Lembrava-se claramente de como havia sido enganada por Cassidy e Caroline, duas pestinhas, ou Cass e Caro, como as chamava agora que haviam se tornado as meninas de seus olhos sem ao menos se dar conta.

As crianças eram difíceis, entretanto, em poucos meses e em algumas poucas conversas, Andy passou a ser um dos pontos altos de seus dias. A morena sempre tinha algum mimo para elas sem que fosse uma ordem de Miranda. Uma simples bala, um pirulito ou um chocolate e as meninas ficavam com os olhos brilhantes apenas por serem lembradas como indivíduos.
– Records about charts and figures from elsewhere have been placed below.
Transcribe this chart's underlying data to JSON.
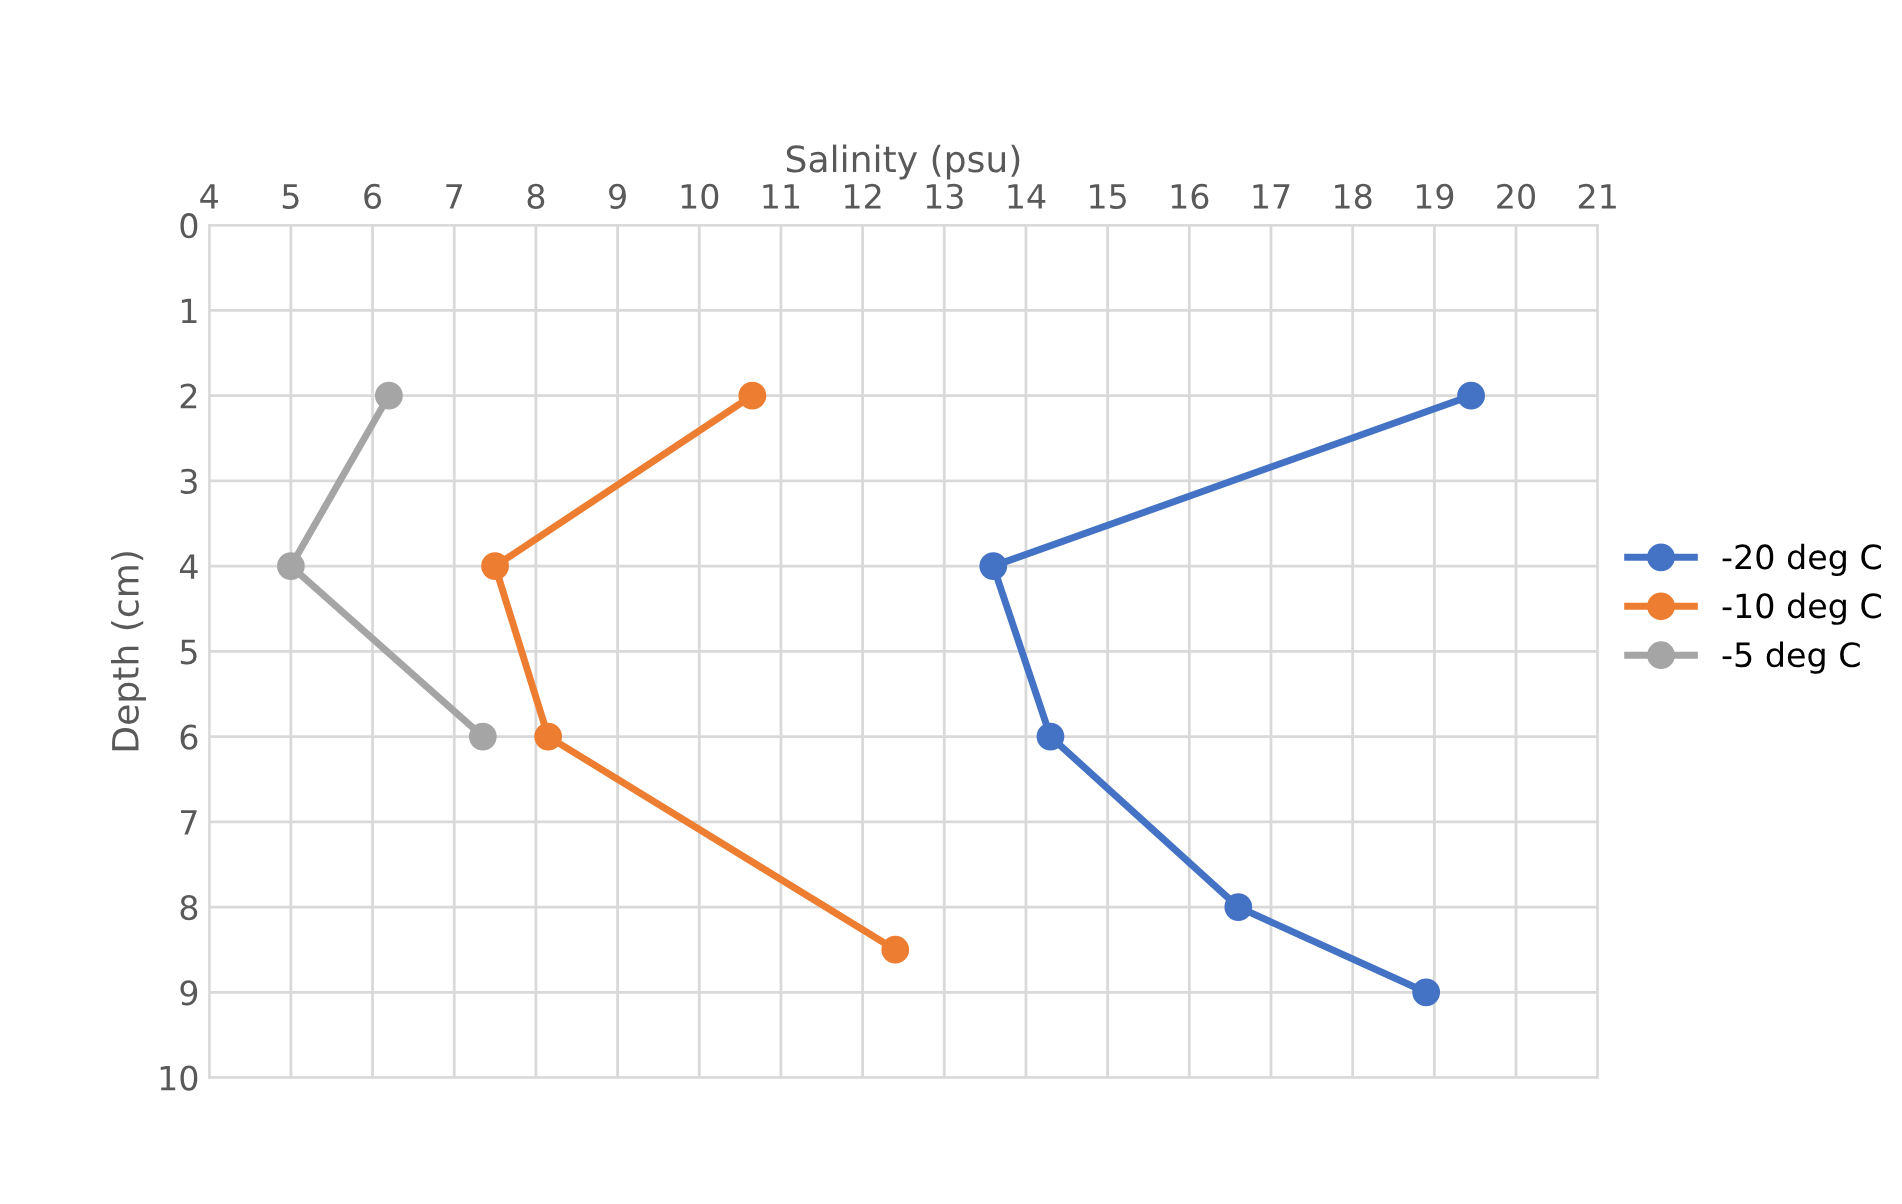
{
  "chart_data": {
    "type": "line",
    "xlabel": "Salinity (psu)",
    "ylabel": "Depth (cm)",
    "xlim": [
      4,
      21
    ],
    "xticks": [
      4,
      5,
      6,
      7,
      8,
      9,
      10,
      11,
      12,
      13,
      14,
      15,
      16,
      17,
      18,
      19,
      20,
      21
    ],
    "ylim": [
      10,
      0
    ],
    "yticks": [
      0,
      1,
      2,
      3,
      4,
      5,
      6,
      7,
      8,
      9,
      10
    ],
    "grid": true,
    "legend": "right",
    "marker": "circle",
    "line_style": "solid",
    "series": [
      {
        "name": "-20 deg C",
        "color": "#4472c4",
        "x": [
          19.45,
          13.6,
          14.3,
          16.6,
          18.9
        ],
        "values": [
          2,
          4,
          6,
          8,
          9
        ]
      },
      {
        "name": "-10 deg C",
        "color": "#ed7d31",
        "x": [
          10.65,
          7.5,
          8.15,
          12.4
        ],
        "values": [
          2,
          4,
          6,
          8.5
        ]
      },
      {
        "name": "-5 deg C",
        "color": "#a5a5a5",
        "x": [
          6.2,
          5.0,
          7.35
        ],
        "values": [
          2,
          4,
          6
        ]
      }
    ]
  }
}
Cass gostava de chocolate ao leite e qualquer coisa que fosse de morango, Caro era chegada a chocolate branco e qualquer doce de frutas vermelhas, framboesa ou uva, nessa ordem de preferência e elas ficavam impressionadas toda vez que Andrea demonstrava saber disso sem esforço algum.

Miranda fingia não saber da aproximação das filhas com a jovem, todavia a verdade é que ela ficava tocada com o gesto. Nenhuma outra assistente nunca havia se preocupado em manter uma relação amigável com suas filhas, muito menos em agradá-las sem que fosse em sua frente. A morena conseguia ser o contrário, ela implorava as meninas que não contassem a Miranda, achando que a mulher mais velha a mataria por dar doces as crianças.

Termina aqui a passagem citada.